Two members of the team have been seriously ill though, and a number of others have had to isolate. With strict social distancing and infection control measures in places, and limited access to external training, Margaret and her colleagues were feeling isolated and in need of support in the midst of the first wave.
In her previous role as a manager of a home in Southwark, Margaret was part of the borough’s Registered Managers’ Network and had meetings at and engaged with St Christopher’s. She then accepted an invitation to one of the St Christopher’s free webinars.
I thought [the HELP for Care Homes programme] sounded really good for us as it meant we could get more engaged with the hospice and other homes.
“It was on one of these webinars that I heard about the ECHO sessions and about the other benefits of being part of the HELP for Care Homes programme. I thought it sounded really good for us as it meant we could get more engaged with the hospice and other homes.
“I seek to improve whatever service I work in and wanted to access the training and resources to support my staff – especially with end of life care. Our nurses have a very good reputation for end of life care but for the sake of their continued professional development this seemed like a good opportunity.”
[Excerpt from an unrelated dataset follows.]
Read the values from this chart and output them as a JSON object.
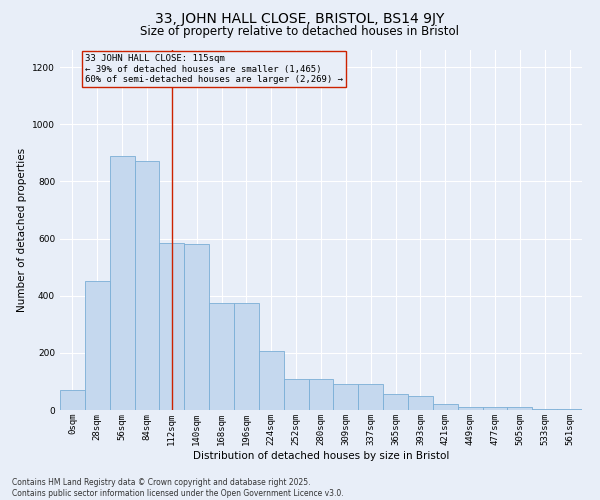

The fact that ECHO, the skills workshops and other virtual learning sessions weren’t limited to nursing staff, was another factor that appealed to Margaret.
“I was really pleased to see that there were programmes for carers too. Having resources available for the whole team is very important as we continue to try to deliver excellent end of life care for all the residents and their loved ones.
“The sessions for Activity Coordinators have been one of the real highlights. There are very few learning opportunities for them out there and so my three coordinators jumped on that and they found it very useful, rewarding and enriching and found lots of new ideas. In the current environment the residents need Activity Coordinators more than ever. My team is looking forward to the next session.”
Having resources available for the whole team is very important as we continue to try to deliver excellent end of life care for all the residents and their loved ones.
Margaret has endeavoured to engage as many of her staff as possible in the opportunities made available by being a HELP for Care Homes partner. She’s also been sure to maximise the impact by getting those who attend sessions to share the learnings with the whole team.
As well as the formal learning, the chance to ‘meet’ and speak to fellow managers encountering similar issues has been another benefit Margaret has appreciated as part of the Registered Managers Network, another offer of the HELP for Care Homes programme.
“It’s a platform to engage with other managers, share concerns and reassure each other,” she adds.
“If a fellow manager asked me about becoming a HELP for Care Homes partner, I would draw attention to the huge variety of resources and courses. I’d also say that it is empowering and enriching for staff and has helped keep them motivated and engaged at a time when there has been so little access to training. It is a great resource.”